The “dumping of their housing on the market has caused considerable pain,” Fitch analysts said, and the negative impacts will continue to be felt by builders in 2007.

Negative psychology “seems to have become pervasive,” the report said, with an “expectation or fear” that home prices have peaked and buying now would be a mistake.
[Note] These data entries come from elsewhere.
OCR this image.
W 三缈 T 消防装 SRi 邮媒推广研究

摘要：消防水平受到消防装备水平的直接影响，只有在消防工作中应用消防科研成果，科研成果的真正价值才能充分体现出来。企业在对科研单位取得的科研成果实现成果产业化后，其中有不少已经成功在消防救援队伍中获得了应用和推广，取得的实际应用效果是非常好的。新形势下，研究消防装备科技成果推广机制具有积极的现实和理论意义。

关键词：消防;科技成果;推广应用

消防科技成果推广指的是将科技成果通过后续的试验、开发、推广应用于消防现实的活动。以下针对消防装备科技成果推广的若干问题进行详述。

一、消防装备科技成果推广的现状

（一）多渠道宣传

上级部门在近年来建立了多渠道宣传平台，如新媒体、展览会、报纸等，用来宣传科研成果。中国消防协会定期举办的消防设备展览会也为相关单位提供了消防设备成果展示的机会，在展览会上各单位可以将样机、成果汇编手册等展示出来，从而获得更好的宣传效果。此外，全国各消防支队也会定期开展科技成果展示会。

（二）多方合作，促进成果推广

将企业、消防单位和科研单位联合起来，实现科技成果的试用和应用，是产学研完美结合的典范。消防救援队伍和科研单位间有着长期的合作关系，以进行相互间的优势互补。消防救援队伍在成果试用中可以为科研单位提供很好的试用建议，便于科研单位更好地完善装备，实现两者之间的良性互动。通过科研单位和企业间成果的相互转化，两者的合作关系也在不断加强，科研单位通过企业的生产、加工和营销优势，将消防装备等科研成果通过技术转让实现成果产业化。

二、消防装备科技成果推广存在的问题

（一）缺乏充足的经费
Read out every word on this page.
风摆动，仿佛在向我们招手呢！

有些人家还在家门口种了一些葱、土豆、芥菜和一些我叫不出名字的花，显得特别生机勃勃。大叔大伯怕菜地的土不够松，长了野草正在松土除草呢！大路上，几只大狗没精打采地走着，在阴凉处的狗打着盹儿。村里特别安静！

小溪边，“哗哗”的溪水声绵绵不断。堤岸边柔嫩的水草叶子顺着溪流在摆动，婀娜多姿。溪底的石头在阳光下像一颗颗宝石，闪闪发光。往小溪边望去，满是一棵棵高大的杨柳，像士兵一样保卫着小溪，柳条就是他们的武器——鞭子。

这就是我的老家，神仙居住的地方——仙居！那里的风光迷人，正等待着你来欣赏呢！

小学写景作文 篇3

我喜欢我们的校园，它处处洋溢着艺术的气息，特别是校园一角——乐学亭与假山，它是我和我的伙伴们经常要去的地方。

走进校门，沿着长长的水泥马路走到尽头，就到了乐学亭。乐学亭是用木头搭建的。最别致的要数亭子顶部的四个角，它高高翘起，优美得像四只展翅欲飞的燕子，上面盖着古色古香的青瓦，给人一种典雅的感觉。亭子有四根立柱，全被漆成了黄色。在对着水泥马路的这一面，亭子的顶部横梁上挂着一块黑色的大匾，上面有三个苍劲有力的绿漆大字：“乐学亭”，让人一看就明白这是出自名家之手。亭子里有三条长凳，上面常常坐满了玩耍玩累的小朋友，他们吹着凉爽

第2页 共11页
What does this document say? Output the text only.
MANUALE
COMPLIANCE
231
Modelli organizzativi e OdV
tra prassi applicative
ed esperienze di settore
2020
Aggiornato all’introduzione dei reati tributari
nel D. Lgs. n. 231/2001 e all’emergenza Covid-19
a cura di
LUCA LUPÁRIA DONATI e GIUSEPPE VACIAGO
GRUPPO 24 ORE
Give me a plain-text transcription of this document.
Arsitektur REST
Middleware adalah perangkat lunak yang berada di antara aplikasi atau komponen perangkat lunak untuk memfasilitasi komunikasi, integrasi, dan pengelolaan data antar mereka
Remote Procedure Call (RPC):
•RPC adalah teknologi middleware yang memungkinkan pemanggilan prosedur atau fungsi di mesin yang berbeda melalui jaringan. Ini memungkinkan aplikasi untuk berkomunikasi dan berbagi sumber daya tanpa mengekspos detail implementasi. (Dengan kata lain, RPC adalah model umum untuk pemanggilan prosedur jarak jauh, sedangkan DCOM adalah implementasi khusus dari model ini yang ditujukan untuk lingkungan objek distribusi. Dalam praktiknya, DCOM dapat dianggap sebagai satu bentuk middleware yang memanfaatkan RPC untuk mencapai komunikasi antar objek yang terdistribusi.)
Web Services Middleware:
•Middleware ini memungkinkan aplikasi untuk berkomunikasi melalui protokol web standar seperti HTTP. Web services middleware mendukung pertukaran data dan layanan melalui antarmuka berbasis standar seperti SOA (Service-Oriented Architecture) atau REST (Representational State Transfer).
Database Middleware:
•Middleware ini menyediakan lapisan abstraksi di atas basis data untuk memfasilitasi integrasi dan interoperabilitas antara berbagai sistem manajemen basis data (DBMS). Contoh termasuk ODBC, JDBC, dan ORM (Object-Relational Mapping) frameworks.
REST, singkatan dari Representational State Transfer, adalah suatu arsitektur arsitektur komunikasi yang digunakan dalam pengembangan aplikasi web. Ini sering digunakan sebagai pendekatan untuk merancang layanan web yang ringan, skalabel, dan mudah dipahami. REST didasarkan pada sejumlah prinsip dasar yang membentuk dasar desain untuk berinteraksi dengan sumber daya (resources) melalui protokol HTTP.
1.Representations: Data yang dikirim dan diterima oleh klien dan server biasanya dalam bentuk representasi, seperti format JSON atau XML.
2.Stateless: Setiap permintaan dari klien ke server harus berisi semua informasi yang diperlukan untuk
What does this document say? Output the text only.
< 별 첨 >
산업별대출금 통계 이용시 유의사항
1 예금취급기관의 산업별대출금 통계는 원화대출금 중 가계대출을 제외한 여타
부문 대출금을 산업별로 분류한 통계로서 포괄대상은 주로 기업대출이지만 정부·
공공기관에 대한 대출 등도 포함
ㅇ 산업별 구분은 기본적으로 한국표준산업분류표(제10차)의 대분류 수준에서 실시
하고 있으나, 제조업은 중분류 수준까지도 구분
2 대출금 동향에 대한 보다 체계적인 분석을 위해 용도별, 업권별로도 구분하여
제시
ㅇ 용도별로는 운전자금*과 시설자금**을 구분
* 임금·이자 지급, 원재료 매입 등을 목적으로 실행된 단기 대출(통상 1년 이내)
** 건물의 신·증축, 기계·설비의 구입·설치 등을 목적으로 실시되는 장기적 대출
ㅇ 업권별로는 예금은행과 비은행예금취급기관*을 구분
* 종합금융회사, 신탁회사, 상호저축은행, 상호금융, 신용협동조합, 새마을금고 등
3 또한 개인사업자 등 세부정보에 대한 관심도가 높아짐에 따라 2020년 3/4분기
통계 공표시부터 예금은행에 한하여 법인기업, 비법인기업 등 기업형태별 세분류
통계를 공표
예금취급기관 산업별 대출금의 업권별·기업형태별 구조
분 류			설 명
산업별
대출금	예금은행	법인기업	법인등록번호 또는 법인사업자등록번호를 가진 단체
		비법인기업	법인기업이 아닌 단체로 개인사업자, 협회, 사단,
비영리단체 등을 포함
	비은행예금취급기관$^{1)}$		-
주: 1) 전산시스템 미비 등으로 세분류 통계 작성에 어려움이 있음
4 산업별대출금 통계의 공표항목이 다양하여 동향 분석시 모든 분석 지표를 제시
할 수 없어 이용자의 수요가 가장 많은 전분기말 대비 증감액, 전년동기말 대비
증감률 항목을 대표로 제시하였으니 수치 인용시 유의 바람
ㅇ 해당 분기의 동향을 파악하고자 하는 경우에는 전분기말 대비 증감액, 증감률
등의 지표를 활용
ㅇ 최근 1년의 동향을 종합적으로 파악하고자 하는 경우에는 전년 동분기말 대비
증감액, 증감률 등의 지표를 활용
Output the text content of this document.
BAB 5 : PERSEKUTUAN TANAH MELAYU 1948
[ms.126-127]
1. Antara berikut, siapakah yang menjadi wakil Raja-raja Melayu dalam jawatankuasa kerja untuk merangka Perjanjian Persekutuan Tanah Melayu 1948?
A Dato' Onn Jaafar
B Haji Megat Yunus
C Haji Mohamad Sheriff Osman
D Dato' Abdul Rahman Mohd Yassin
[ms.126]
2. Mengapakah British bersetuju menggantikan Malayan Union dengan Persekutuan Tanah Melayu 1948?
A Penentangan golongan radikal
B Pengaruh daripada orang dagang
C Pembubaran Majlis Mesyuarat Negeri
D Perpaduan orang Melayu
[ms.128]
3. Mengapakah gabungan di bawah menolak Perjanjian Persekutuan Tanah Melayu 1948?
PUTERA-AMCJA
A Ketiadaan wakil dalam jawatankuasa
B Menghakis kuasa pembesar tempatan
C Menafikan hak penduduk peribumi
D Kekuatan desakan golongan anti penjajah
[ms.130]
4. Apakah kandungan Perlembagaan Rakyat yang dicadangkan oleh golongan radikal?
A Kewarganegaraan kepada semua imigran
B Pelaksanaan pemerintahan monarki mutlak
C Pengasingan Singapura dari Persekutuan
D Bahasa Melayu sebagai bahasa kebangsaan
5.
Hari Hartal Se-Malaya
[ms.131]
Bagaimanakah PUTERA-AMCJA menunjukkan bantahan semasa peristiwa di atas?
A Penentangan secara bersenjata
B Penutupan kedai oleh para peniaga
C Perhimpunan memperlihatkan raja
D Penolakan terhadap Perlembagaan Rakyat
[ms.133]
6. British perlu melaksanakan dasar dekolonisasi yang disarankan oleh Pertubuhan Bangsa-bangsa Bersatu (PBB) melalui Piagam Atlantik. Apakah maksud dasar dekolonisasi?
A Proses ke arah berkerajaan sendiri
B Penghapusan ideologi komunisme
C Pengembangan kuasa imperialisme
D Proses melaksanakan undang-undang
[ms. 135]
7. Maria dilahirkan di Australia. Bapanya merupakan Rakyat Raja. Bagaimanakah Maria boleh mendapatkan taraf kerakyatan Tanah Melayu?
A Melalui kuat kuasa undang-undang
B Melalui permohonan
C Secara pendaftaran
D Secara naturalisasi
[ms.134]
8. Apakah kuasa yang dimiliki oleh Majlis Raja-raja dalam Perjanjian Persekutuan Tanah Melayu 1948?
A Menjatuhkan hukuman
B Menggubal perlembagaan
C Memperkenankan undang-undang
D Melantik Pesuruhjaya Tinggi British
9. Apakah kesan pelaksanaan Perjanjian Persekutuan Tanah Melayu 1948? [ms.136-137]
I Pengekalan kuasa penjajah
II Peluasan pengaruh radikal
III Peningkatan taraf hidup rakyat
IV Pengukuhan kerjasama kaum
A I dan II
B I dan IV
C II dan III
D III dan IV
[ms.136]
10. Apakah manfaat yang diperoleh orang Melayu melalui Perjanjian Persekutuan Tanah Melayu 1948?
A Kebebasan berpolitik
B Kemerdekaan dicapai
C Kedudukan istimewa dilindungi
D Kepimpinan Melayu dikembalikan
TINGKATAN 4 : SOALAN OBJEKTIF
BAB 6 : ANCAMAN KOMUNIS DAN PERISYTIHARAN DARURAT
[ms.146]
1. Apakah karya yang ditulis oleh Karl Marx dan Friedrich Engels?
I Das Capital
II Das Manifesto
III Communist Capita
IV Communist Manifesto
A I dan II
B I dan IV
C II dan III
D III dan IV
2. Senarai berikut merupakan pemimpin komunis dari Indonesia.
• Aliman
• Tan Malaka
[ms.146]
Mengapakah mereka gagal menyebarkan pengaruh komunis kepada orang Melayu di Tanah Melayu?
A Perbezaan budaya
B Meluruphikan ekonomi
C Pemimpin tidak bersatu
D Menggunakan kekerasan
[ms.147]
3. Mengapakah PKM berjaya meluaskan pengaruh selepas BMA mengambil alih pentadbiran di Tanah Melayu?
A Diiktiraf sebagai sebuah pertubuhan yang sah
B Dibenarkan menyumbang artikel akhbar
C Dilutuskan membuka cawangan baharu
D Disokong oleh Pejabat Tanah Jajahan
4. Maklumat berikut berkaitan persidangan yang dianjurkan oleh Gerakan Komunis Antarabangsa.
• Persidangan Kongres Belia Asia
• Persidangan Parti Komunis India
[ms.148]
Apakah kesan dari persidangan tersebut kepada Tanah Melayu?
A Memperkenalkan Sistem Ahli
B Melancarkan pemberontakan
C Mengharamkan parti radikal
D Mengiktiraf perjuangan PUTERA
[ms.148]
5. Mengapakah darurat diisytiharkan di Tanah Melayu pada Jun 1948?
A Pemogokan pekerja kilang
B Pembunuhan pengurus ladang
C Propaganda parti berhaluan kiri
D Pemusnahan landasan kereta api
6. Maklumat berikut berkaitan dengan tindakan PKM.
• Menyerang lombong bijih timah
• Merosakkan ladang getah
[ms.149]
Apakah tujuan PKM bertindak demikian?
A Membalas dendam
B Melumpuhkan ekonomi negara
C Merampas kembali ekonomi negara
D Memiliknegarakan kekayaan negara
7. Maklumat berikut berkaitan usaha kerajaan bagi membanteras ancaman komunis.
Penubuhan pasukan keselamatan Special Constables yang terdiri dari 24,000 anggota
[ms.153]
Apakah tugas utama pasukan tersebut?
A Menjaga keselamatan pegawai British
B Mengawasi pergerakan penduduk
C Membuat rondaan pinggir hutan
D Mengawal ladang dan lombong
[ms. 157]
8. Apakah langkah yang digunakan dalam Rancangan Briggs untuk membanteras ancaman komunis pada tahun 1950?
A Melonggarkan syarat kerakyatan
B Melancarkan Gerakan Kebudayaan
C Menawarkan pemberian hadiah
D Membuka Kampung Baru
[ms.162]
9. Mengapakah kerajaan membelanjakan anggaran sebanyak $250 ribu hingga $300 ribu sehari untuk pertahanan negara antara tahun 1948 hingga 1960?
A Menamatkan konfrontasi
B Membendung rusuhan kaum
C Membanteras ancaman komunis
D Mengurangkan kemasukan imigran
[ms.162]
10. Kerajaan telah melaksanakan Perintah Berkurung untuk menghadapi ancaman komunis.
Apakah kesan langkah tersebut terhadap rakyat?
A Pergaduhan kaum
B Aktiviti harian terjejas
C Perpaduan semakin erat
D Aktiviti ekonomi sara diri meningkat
Such fears apply especially to trade-up and second-home buyers.

Problems in subprime lending, including a sharp rise in delinquencies and defaults, have resulted in “clearly tightened” credit standards for subprime and Alt-A borrowers, the report noted.

“Certain mortgage products, such as no-documentation and no-down-payment loans, are no longer available to such customers,” Fitch analysts said. “There is fear that market disruptions could spread further into the Alt-A market and even to the prime market.”

Even if credit-quality problems don’t spread further, “it is clear there will be reduction in net sales in 2007 due to tighter lending standards and there will be increases in unsold inventories due to greater mortgage foreclosures.”

In its survey of 400 home builders in June, NAHB reported 45 percent said tighter lending standards were hurting home sales, with 28 percent reporting increased sales cancellations due to tighter credit.

The tightening of loan standards was more abrupt than in past housing downturns and was not prompted by the economy, Fitch analysts said.

Much of the increase in subprime loan delinquency appears to be associated with faulty underwriting and fraud, the report said. While prime mortgage delinquency rates have also increase, they have done so “to a much lesser degree, and continue at relatively low levels.”

As a result, the financial markets, Freddie Mac and Fannie Mae “are in effect cutting off liquidity to subprime lenders,” Fitch analysts said. “Credit-challenged borrowers will have trouble accessing credit.”

According to Fitch, if the economy were to stall or go into recession later this year or in 2008, “the credit-tightening process likely would deepen and extend longer. In any case, the credit-tightening process, which typically lags during the early stages of a housing contraction, often lasts longer than ‘experts’ anticipate.”

Fitch analysts said affordability issues could also dampen demand for newly constructed homes. The average new-home price rose from $149,800 in 1990 to $305,900 in 2006, a 104.2 percent increase.

Housing affordability in general and for the first-time home buyer “continues to be generally reasonable despite the escalation in home prices, primarily because of attractive mortgage rates,” Fitch noted.